Oh hello! It’s been a little while (a regretfully long while) and I just thought it might be a nice time to post about my experiences working on the Michigan Library Association’s Academic Libraries Conference planning committee. (I wrote about this a bit right after our initial Leadership Day meeting here).
Interested in Presenting?
Before I get into my reflections on being part of the planning committee, I wanted to let you all know, dear readers, that if you’d like to present a one hour program or a poster you should fill out our call for proposals: session and/or poster.
- Program or session proposals are due December 9, 2013 (note this deadline was extended by a week).
- Poster proposals are due February 14, 2014.
You do not have to be a Michigan Library Association member to submit proposals.
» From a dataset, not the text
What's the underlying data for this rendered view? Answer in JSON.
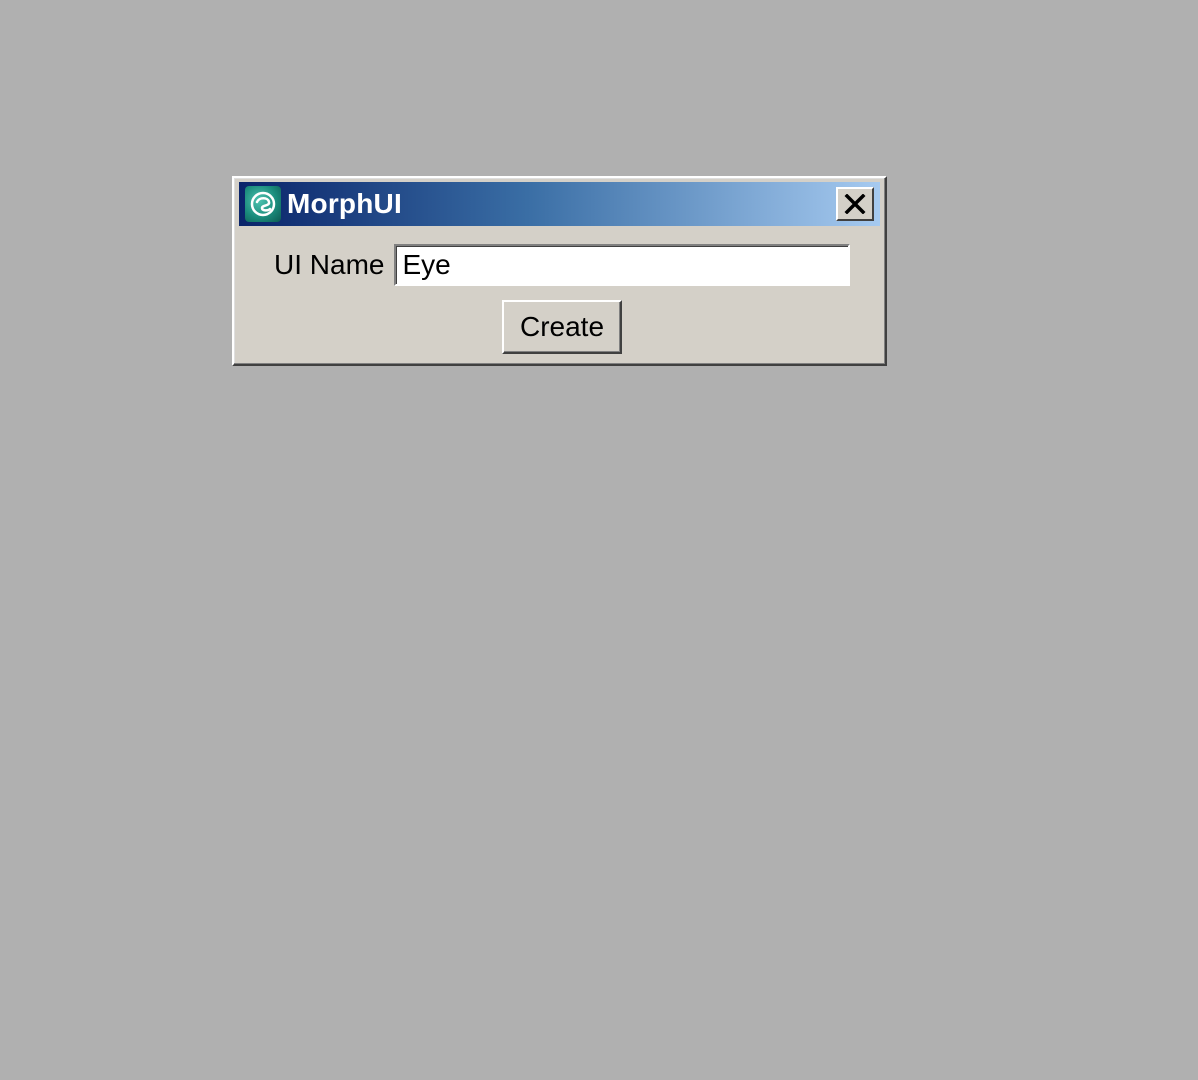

If you are accepted and you decide to come to the conference, you’ll pay a non-member rate; OR you can just come for your session for free and not stay for the whole conference. Furthermore, you do not have to have the title of librarian to submit proposals. All are welcome to submit!
Just a little note: we are considering doing a new thing this year! We may pick a few posters and programs that have been accepted to be part of an “Ignite” session during the pre-conference reception on Wednesday. If there is not enough interest among targeted presenters, we won’t do it – but if people are interested, we think it could be an interesting way to draw traffic to their posters or sessions throughout the conference. We’ll see! Have you gone to any Ignite sessions at library conferences? If so, what did you think? We’ve heard some feedback and are aware of some pitfalls, but feel free to comment with some tips or other thoughts!
Reflecting on Conference Planning
I’ve found being a part of this planning committee to be a nice opportunity for connection with librarians across Michigan. I have the most interaction with folks on my subcommittee, the “programming” subcommittee, which is comprised of people from UM Dearborn, Davenport University, Delta College, and Northern Michigan University. But there are even more colleges and universities represented across the whole committee (the two other subcommittees focus on marketing and special events for the conference). So, I have found a lot of value being on this committee in the exposure to people from other places within Michigan.
We “meet” regularly via phone conferences, and for the most part I think we’ve been highly efficient and effective as a committee working in this way. We have calls with the whole group roughly monthly, and the subcommittees each have phone conferences as needed. The programming subcommittee’s work is front-loaded: our charge is to organize the call for proposals for posters and talks, to solicit and oversee the jurors who will select posters and talks, and to arrange the final conference schedule (for general programming not for special events). Once this is arranged, our work will taper off, and I think marketing’s will skyrocket. I’ve found it nice to contribute to my committee by being the “Google form guru.” I created the calls for posters and proposals (an improvement over last year’s survey monkey forms). It’s nice to have a concrete, discrete, and critical set of tasks to accomplish – I really feel like I’m contributing in a valuable way.
In the larger committee as a whole, we’ve been having an interesting discussion over the past few weeks around conference deadlines. I think it’s fairly common for conferences to extend their deadlines on proposal submissions (for talks mostly). It seems as though the Michigan Library Association wants to move away from this perception of an automatic deadline extention. I don’t have a strong opinion either way honestly. I think on the one hand, if one is in the practice of not extending the deadline, you can more easily handle some aspects of planning and advertising. But, if extending the deadline gives a conference two chances to reach a target audience of potential submitters, and a greater diversity of submissions flow in because of the extension, then it seems worth the small hassle of extending by a week or so.
We did extend our deadline by a week this time, but I think that was partly due to our talk proposal deadline being the Monday after Thanksgiving… Next year we will plan that deadline more thoughtfully!
So, what do you think? Do you think state (or other small) library associations are too much in the habit of regularly extending submission deadlines? Is this an effective strategy or a signal that communication efforts in advance of the deadline are failing?